Las cifras mayoritarias que consiguió este último (a pesar de perder la primera vuelta) se han licuado en menos de seis meses, en parte por su abrazo del oso con la Convención, y en parte también por una gestión por decir lo menos equívoca, plagada de tropiezos y disculpas y dominada por un sentimiento exageradamente generacional. El Gobierno de un presidente de 36 años es una novedad extraordinaria en Chile —y Boric ha gozado de esa benevolencia paternalista—, pero no es un cheque en blanco para cometer errores de principiantes, ni en las decisiones, ni en los conceptos ni en la perspectiva histórica.

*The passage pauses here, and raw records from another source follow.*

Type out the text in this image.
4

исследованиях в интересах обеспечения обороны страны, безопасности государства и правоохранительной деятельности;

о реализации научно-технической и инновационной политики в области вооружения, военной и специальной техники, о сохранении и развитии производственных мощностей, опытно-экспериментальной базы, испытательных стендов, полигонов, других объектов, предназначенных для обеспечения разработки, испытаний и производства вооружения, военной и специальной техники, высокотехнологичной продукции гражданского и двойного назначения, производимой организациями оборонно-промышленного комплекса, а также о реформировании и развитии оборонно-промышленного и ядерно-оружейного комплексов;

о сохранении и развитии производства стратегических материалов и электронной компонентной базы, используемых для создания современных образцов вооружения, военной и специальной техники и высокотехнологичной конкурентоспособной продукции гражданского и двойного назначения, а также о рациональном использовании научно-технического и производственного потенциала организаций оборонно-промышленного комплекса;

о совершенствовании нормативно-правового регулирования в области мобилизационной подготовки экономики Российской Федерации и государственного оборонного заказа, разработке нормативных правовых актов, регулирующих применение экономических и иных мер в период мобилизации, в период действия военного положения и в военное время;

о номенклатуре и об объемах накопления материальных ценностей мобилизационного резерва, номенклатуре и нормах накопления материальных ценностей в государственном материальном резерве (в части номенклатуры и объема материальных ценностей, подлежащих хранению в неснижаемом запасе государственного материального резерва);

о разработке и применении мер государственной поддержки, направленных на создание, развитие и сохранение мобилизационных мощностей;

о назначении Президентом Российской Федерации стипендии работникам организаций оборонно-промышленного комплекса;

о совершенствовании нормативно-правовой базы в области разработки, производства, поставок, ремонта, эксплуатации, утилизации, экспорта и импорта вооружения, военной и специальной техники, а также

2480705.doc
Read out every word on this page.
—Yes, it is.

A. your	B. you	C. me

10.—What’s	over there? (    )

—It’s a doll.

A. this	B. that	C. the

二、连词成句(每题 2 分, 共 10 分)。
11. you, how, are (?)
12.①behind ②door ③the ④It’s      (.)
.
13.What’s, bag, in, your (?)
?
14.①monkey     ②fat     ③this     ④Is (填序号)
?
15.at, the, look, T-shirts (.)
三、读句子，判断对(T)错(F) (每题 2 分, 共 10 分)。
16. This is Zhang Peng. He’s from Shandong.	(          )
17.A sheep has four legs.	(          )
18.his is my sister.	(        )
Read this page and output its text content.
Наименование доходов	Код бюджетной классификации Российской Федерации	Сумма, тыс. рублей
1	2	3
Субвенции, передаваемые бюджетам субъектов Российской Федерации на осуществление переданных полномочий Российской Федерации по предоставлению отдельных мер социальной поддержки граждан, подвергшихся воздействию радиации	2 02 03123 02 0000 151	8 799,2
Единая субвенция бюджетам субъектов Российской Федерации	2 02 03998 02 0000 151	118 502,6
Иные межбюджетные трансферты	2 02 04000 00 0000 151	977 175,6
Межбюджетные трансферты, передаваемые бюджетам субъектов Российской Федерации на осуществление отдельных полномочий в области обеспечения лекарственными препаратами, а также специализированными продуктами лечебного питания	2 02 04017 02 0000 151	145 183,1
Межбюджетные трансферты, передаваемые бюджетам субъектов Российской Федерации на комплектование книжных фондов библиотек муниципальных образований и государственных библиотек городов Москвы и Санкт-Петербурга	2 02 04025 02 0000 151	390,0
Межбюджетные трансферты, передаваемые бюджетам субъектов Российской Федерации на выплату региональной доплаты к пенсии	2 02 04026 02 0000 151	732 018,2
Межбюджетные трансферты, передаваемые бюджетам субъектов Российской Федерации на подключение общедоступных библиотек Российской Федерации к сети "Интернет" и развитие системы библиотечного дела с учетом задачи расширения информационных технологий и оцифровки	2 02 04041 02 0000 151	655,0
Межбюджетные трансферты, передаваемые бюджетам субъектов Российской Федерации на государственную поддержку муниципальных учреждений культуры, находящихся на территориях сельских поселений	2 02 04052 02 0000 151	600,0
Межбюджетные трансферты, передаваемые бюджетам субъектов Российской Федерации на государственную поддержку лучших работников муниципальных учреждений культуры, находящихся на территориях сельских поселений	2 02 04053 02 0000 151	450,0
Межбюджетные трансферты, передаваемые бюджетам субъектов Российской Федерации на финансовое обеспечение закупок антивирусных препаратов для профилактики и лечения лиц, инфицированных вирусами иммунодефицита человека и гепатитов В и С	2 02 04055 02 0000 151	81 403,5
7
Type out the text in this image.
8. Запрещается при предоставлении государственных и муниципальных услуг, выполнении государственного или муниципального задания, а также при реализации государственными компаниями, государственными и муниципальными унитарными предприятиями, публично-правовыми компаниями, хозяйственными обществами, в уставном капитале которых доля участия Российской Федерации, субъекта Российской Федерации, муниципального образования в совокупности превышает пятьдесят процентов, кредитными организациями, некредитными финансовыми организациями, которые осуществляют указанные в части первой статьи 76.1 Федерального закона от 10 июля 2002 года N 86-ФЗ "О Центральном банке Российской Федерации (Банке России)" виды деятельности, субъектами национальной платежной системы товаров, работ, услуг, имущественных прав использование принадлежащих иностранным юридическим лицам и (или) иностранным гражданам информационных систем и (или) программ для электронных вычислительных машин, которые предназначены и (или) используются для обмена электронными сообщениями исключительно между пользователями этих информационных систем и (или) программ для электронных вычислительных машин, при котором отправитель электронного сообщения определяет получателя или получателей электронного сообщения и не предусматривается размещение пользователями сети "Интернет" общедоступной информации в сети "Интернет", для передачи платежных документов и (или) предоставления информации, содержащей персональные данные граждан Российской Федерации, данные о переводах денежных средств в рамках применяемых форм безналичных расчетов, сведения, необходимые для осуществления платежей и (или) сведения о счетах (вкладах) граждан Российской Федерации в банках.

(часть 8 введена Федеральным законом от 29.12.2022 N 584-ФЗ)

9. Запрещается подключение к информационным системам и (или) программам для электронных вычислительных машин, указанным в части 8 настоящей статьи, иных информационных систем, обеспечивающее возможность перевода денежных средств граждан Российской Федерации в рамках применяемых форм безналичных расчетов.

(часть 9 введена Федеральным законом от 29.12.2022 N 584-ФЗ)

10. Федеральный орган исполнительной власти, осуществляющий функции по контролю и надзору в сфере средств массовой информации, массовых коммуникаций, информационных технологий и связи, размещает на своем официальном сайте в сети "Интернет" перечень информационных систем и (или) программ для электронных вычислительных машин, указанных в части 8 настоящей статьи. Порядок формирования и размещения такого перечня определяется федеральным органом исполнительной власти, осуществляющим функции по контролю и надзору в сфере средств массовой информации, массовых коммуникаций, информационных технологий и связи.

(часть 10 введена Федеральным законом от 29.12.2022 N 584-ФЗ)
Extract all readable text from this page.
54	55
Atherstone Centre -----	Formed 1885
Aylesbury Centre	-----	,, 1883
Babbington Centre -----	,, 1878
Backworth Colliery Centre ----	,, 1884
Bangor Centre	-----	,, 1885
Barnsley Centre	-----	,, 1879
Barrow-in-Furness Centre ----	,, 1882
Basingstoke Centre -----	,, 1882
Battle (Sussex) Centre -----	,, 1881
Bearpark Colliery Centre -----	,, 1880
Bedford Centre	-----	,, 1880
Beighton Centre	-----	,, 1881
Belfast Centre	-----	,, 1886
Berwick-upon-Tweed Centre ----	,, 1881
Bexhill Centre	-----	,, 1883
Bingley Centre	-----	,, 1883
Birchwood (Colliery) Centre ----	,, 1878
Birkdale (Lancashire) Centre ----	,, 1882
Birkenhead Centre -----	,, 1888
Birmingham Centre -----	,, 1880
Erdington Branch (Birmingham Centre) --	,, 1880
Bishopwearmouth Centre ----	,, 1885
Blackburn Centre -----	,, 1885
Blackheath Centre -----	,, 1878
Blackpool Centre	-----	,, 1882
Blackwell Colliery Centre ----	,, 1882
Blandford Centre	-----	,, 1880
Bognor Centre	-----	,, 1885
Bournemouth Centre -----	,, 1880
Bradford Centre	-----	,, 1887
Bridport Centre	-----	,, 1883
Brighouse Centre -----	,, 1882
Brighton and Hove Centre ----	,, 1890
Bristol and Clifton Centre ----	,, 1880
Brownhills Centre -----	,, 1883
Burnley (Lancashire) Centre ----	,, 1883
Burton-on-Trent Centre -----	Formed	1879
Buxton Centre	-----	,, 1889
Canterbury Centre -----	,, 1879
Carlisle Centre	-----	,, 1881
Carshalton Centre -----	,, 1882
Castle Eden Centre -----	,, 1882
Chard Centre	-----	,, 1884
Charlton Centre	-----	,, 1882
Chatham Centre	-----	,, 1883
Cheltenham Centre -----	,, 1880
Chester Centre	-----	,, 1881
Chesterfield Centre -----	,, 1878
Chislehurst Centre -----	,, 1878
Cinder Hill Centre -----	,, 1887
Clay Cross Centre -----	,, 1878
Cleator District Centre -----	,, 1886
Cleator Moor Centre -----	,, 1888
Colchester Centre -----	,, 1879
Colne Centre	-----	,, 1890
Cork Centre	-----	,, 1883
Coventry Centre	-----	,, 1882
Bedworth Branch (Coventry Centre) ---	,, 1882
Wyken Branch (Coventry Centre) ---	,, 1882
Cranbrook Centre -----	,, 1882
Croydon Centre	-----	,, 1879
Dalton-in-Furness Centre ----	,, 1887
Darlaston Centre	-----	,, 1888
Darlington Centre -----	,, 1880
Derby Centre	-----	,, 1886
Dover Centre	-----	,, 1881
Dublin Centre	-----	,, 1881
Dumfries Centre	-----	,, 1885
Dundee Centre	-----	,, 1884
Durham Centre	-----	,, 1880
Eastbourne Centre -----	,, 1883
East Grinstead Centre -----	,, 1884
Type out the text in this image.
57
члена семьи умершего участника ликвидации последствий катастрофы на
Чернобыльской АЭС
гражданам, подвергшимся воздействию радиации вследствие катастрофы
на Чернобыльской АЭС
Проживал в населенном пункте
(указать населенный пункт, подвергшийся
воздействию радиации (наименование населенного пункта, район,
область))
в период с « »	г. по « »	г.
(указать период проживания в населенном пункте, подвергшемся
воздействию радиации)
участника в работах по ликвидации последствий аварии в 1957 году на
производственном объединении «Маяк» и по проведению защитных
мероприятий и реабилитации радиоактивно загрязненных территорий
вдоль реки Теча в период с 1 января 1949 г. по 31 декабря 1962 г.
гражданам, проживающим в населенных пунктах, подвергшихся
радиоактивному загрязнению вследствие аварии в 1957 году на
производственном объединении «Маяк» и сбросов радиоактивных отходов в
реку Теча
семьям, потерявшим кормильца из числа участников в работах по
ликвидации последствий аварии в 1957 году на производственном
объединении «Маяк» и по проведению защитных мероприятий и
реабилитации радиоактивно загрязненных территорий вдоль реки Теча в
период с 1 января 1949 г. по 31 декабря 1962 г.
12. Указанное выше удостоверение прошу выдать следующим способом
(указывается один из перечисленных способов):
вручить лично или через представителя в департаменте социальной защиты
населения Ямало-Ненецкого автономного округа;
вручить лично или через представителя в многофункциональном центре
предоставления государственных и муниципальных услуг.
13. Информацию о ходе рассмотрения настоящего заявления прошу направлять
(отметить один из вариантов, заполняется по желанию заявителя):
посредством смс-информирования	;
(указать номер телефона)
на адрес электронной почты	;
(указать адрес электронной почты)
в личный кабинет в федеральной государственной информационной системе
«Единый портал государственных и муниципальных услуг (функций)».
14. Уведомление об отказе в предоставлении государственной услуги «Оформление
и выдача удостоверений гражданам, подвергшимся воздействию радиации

La oposición le recordó esos límites al presidente en la misma noche del domingo, cuando rechazó una invitación a iniciar el diálogo con la condición de que previamente se produjera un cambio en el gabinete de ministros. Esta es una de las válvulas que caracteriza a un régimen presidencialista cuando se produce una derrota de las magnitudes de la del domingo. El presidente Boric, a pesar de sus muchas facultades soberanas, está obligado a abrirla si quiere asegurarse la buena voluntad del Congreso para iniciar un nuevo proceso constitucional.

Ni la autoafirmación del presidente ni la condición opositora pueden durar mucho. Como se ha repetido hasta el exceso en las horas posteriores a los resultados finales, el país se ha pronunciado por la moderación, no por el estancamiento.